Saturday May 10 2025
Open Mouth Records presents
Roger Clark Miller (Mission of Burma, Sproton Layer)
Mike Polizze + Bill Nace (Purling Hiss, Body/Head)
Jacy Webster (Strapping Fieldhands)
Doors 8 pm / First set 9 pm
15$

Roger Clark Miller is a guitarist, pianist, bassist, composer, singer, percussionist and occasional cornet player. He has been a band leader since 1967. His recordings have appeared on Matador, Fire, Ace of Hearts, SST, New Alliance, Forced Exposure, Cuneiform, Atavistic, Feeding Tube, Fun World, World in Sound, and others. He has toured nationally since 1979 and internationally since 1998. His career officially began in 1979 when he co-founded the influential post-punk band Mission of Burma on guitar and vocals. The band is in Michael Azzerad’s book on indie rock “Our Band could Be Your Life”. He is also the keyboardist for the Anvil Orchestra silent film composing ensemble with recent shows at the National Gallery of Art in Washington, DC, and the Roger Ebert Film Festival. He has performed in too many ensembles aside these, and made too many wildly diverse records to mention here, generally pushing the boundaries of sound and composition.

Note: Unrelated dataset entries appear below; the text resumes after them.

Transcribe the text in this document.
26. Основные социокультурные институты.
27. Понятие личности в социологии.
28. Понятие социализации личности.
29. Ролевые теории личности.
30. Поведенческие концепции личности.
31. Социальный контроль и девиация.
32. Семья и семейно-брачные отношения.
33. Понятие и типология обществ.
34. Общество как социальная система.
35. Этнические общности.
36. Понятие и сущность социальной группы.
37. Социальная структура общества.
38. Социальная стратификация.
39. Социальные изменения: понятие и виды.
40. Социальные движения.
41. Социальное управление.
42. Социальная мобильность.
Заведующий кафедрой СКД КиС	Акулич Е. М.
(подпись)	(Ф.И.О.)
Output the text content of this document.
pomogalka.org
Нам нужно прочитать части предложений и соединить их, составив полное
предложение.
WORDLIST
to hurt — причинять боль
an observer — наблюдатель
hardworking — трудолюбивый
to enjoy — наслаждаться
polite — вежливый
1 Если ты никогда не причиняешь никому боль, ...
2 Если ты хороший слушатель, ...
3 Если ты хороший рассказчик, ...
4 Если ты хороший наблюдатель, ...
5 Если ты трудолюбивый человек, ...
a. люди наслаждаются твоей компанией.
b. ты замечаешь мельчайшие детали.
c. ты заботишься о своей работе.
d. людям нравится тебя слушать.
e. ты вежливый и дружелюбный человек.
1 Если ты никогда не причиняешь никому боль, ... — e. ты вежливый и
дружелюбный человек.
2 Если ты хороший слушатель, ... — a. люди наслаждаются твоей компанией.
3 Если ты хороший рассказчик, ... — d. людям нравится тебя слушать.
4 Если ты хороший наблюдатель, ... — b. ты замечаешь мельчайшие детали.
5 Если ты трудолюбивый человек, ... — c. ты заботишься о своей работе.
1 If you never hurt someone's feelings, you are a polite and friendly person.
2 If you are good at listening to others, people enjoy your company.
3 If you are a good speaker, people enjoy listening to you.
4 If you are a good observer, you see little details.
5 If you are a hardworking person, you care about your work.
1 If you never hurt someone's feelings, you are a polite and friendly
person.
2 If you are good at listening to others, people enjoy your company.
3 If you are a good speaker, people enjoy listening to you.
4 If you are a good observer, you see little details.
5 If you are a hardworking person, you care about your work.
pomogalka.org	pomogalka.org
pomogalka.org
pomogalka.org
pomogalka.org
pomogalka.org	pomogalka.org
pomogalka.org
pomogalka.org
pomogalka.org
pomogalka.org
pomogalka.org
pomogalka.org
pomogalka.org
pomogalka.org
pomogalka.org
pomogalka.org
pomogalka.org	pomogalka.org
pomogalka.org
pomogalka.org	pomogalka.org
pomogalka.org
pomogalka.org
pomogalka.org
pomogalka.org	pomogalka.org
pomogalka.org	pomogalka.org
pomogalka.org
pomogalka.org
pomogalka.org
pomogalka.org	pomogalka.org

For this concert, Miller will be performing compositions from his newest album on Cuneiform Records “Curiosity for Solo Electric Guitar Ensemble”. He currently uses a customized stratocaster 6-string electric guitar and three lap-steel guitars on stands, two of them loaded with alligator clips or bolts, the other tuned to a post-Glenn Branca unison E. Using bass and tenor guitar strings, this melts his previous prepared piano ideas into more portable guitars, resulting in percussive grooves and bass-lines. Combining advanced looping technology with new stomp- boxes, many in stereo, he truly creates a “solo ensemble” sound.
To organize the compositions, he turned to his “Dream Interpretation” technique. By tightly following and translating a specific dream into music, a new type of structure was available: organic and personal, yet universal. Realizing the essentially surrealistic/ psychedelic nature of dreams, the type of guitar sounds he was interested in now had an appropriate context. On “Curiosity” he also revisited his “Natural Phenomena” composing technique, in this case using five photographs taken by NASA’s Curiosity Mars Rover to structure the music of a longer composition. Space Music indeed.